Başbakan Yardımcısı Numan Kurtulmuş, 'Hükümetin ve başbakanın yüksek yetkileri var çok yüksek sorumlulukları var. Dolayısıyla böyle bir şey olmaz bunları ikisini birleştiriyoruz, yürütmeyi tek elde topluyoruz. Bu tek adamlık değil. Yönetimde çift başlılığı önlemek.' dedi.

Kurtulmuş, Malatya Valiliği tarafından bir otelde düzenlenen İş Dünyası ve Sivil Toplum Kuruluşları Buluşması'nda yaptığı konuşmada, herkesin aklında ve zihninde 16 Nisan referandumu olduğunu hatırlattı.

Hiç bir anayasa değişikliğinin toplumdan bir talep, ihtiyaç olmaması halinde gündeme gelmeyeceğini aktaran Kurtulmuş, demokratik ülkelerin hiç birinde, Türkiye'de de anayasa değişikliğinin laf olsun diye gündeme gelmediğini vurguladı.

Toplumda oluşan talepler doğrultusunda anayasaların değişmesi üzerine gerekli adımların atıldığının altını çizen Kurtulmuş, 'Şunu baştan peşin peşin söyleyeyim. Bu anayasa referandumuna gidilmesi dahi Türkiye demokrasisin gelişmesini göstermesi bakımından önemlidir.' diye konuştu.
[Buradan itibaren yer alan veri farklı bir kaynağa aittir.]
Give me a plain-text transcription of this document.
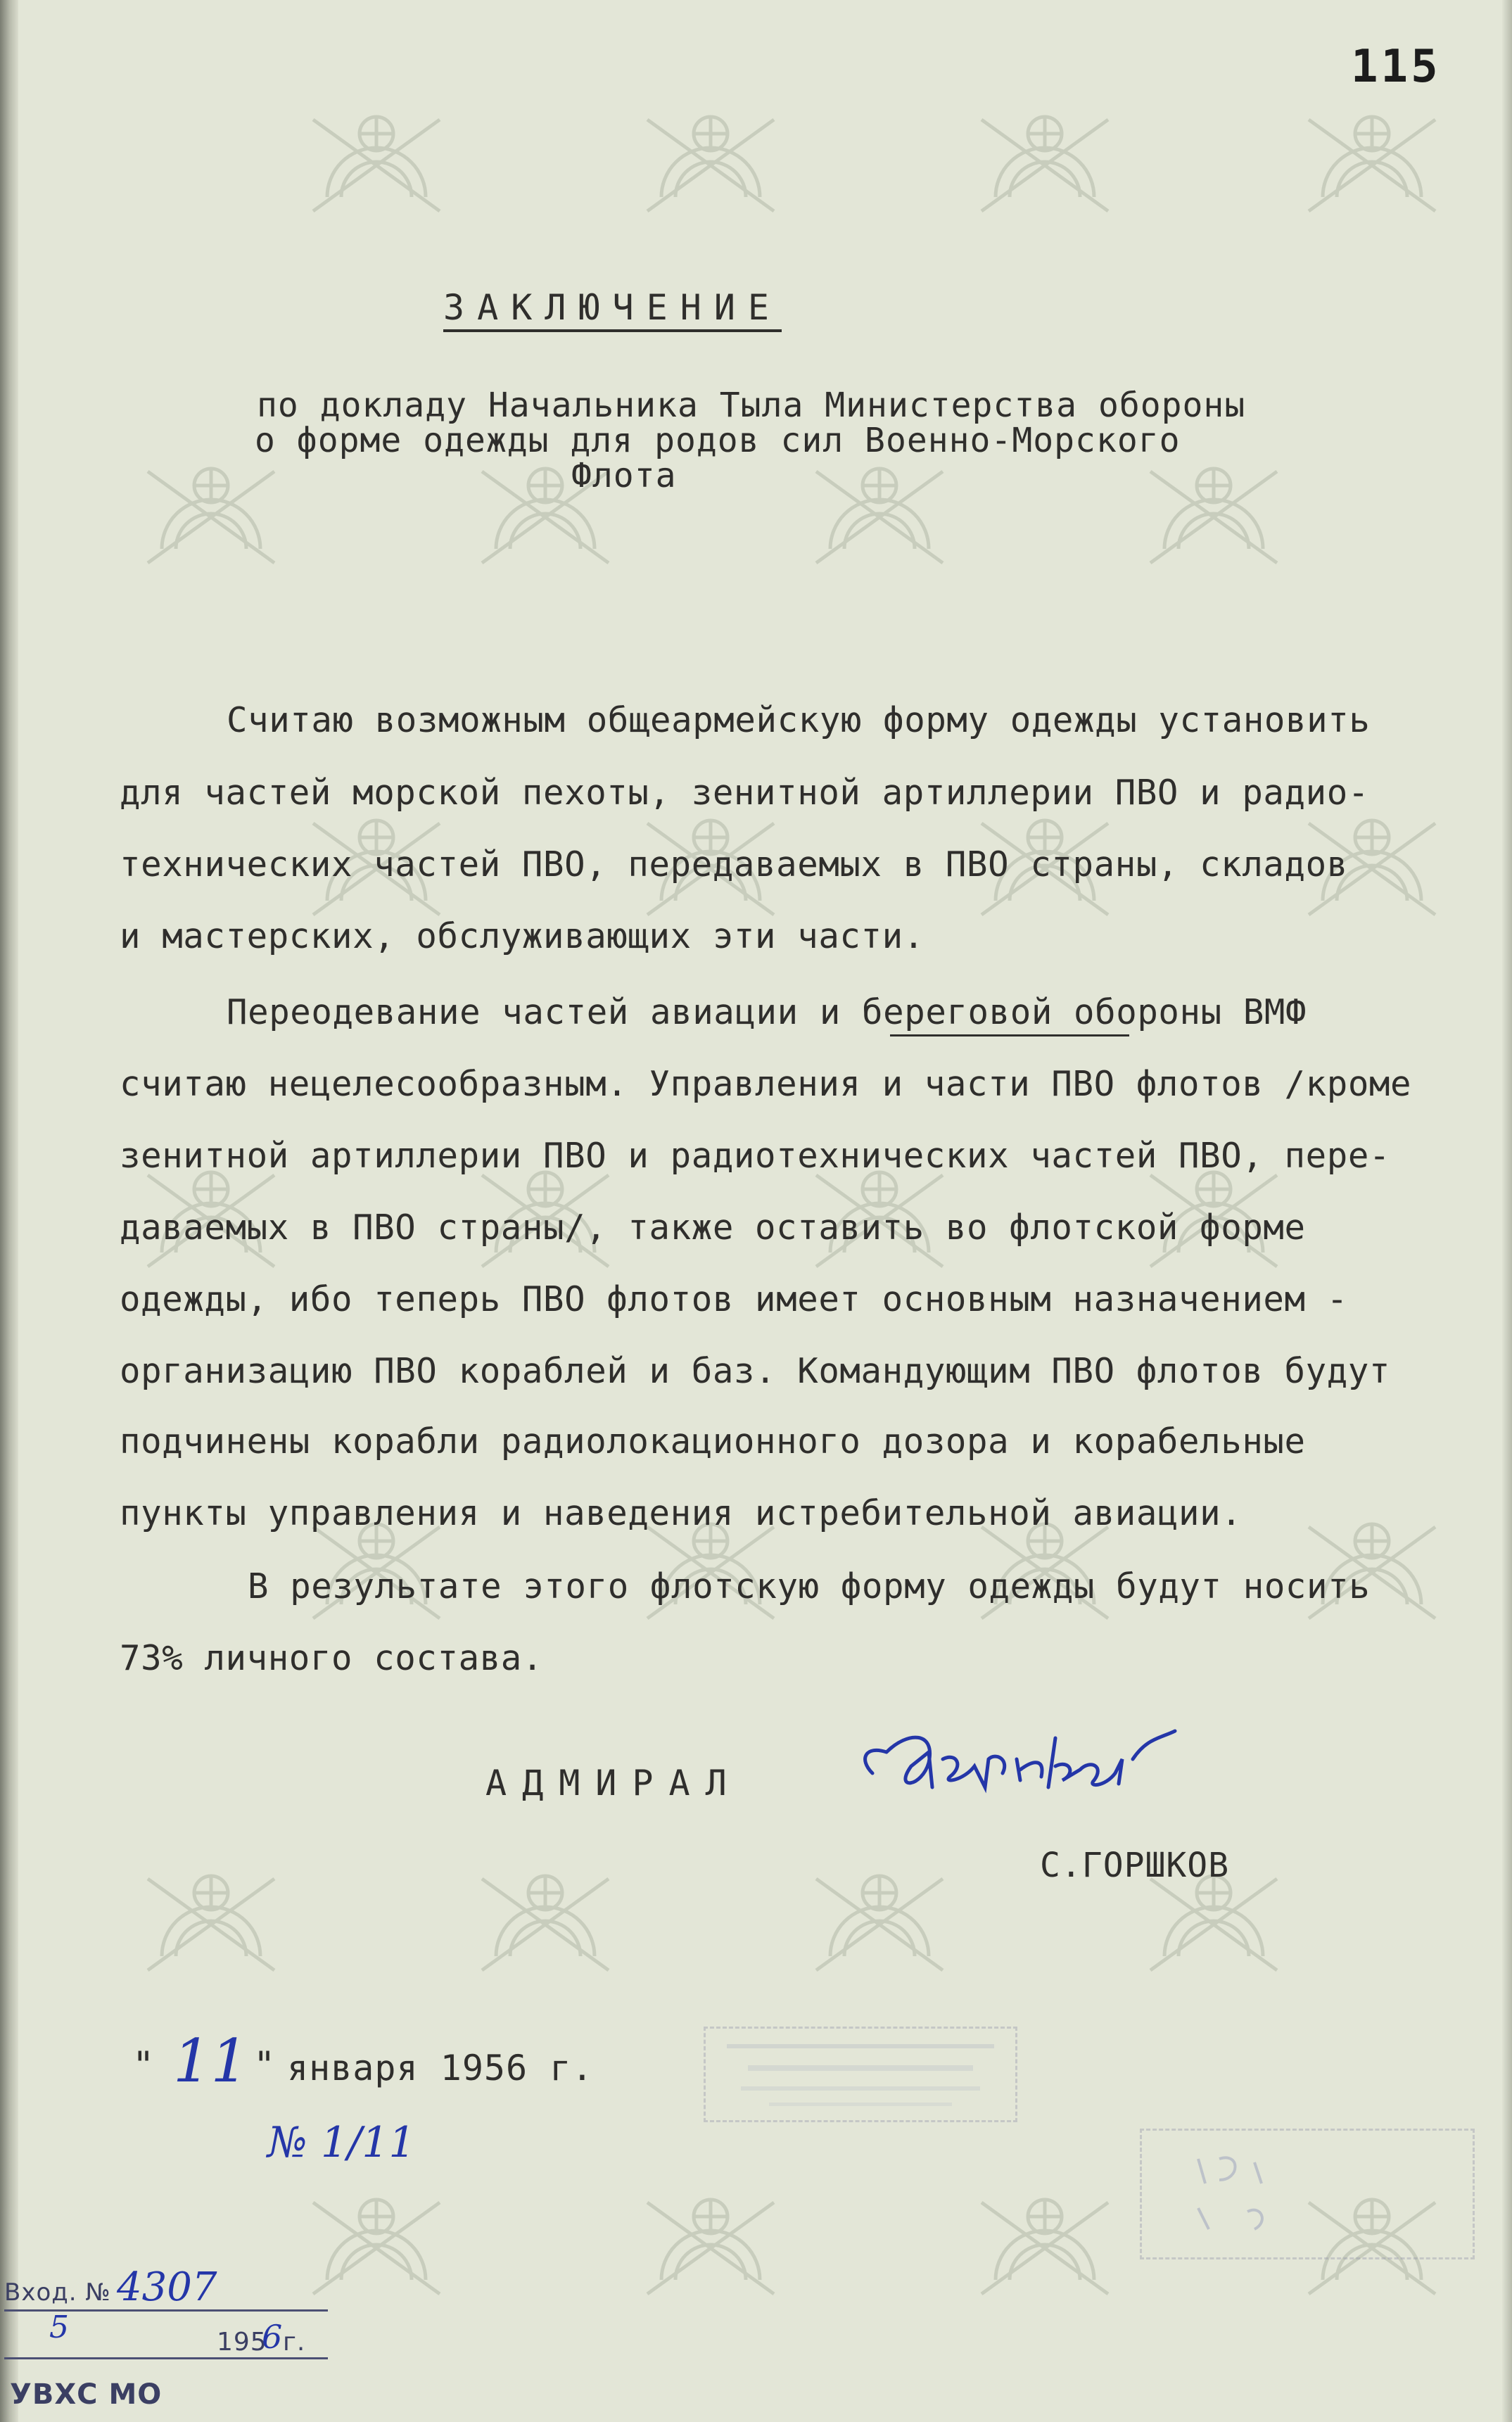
115
ЗАКЛЮЧЕНИЕ
по докладу Начальника Тыла Министерства обороны
о форме одежды для родов сил Военно-Морского
Флота
Считаю возможным общеармейскую форму одежды установить
для частей морской пехоты, зенитной артиллерии ПВО и радио-
технических частей ПВО, передаваемых в ПВО страны, складов
и мастерских, обслуживающих эти части.
Переодевание частей авиации и береговой обороны ВМФ
считаю нецелесообразным. Управления и части ПВО флотов /кроме
зенитной артиллерии ПВО и радиотехнических частей ПВО, пере-
даваемых в ПВО страны/, также оставить во флотской форме
одежды, ибо теперь ПВО флотов имеет основным назначением -
организацию ПВО кораблей и баз. Командующим ПВО флотов будут
подчинены корабли радиолокационного дозора и корабельные
пункты управления и наведения истребительной авиации.
В результате этого флотскую форму одежды будут носить
73% личного состава.
АДМИРАЛ
С.ГОРШКОВ
" 11 " января 1956 г.
№ 1/11
Вход. № 4307
5	195
6 г.
УВХС МО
Başbakan Yardımcısı Kurtuluş, Türkiye'de 1982 ve 1961 anayasalarının da çatışmalar üzerine kurulduğunu hatırlatarak, kurum ve kuruluşlar arasındaki, siyasi aktörler arasındaki çatışmaların olduğunu ve bunlardan ülkenin kurtulması gerektiği bildirdi.

Parti kapatmalarına dikkat çeken Kurtulmuş, 'Hem adına demokrasi diyeceksiniz hem 67 yılda 68 siyasi partiyi kapatacaksınız. Bunlardan birisi de AK Parti. 2008'de kapatma tehlikesiyle karşı karşıya kalmış bir tane oy daha olsa bugün AK Parti diye bir parti yok.' ifadesini kullandı.

Geçmiş dönemlerde cumhurbaşkanları ve başbakanlar İsmet İnönü-Recep Peker, Fahri Korutürk-Süleyman Demirel, Turgut Özal-Yıldırım Akbulut arasında yaşanan çift başlılık nedeniyle Türkiye'nin krizler, darbeler yaşadığını anımsatan Kurtulmuş, Cumhurbaşkan hükümet sistemiyle bu durumun sona ereceğini vurguladı.

 

'Yahu Allah aşkına Türkiye'de ilk sefer mi Cumhurbaşkanı partili oluyor?'


Mevcut sistemin, siyasi istikrarsızlıklara ve ekonomik krizlere neden olduğuna değinen Kurtulmuş, vesayetin, yönetimdeki çift başlılığının ve ekonomik istikrarsızlığın önlenmesi için 16 Nisan'da evet diyeceklerini ifade etti.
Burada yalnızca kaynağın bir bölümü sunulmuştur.